As Patrick spoke, his words were underscored by the sight of a still photograph of Obama, taken from behind, showing him standing before a seemingly endless sea of faces at a campaign rally.
He outlined some detailed specific policy positions, but also gently reintroduced himself as a child of a Kenyan and Kansan — a child of modest means, with reminders of the eloquence that propelled him from state senator to White House contender in four short years. Filmmaker Davis Guggenheim took footage from several of his major speeches, including his acceptance speech in Denver and his keynote address to Democrats at the 2004 convention.
Obama never mentioned his Republican rival John McCain once. The Republican candidate appeared on CNN's Larry King Live a half-hour later, and his campaign paid for a spot to air on Fox during the World Series, saying Obama is not yet ready for the job.

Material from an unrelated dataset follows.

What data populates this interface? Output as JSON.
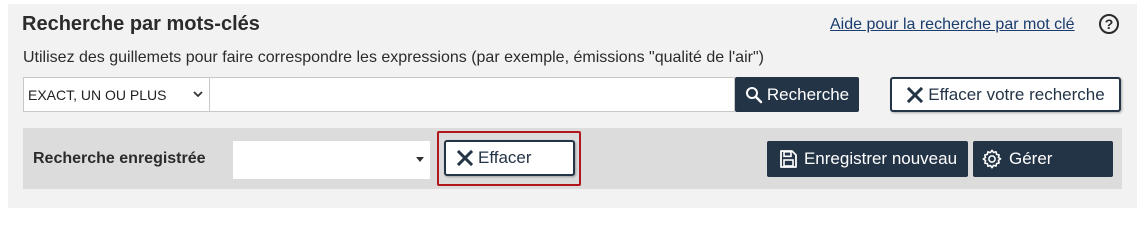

In Florida earlier Wednesday, McCain suggested the Democrat was getting ahead of himself:
"He's measuring the drapes! And he's planned his first address to the nation — an infomercial," McCain said. "I guess I'm old-fashioned about these things — I prefer to let the voters weigh in before presuming the outcome!"
Afterward, McCain-Palin campaign spokesman Tucker Bounds offered this e-mailed response:
"As anyone who has bought anything from an infomercial knows, the sales-job is always better than the product. Buyer beware."
Although a total cost isn't available yet, Wednesday night's Obama ad probably cost roughly $5 million to broadcast.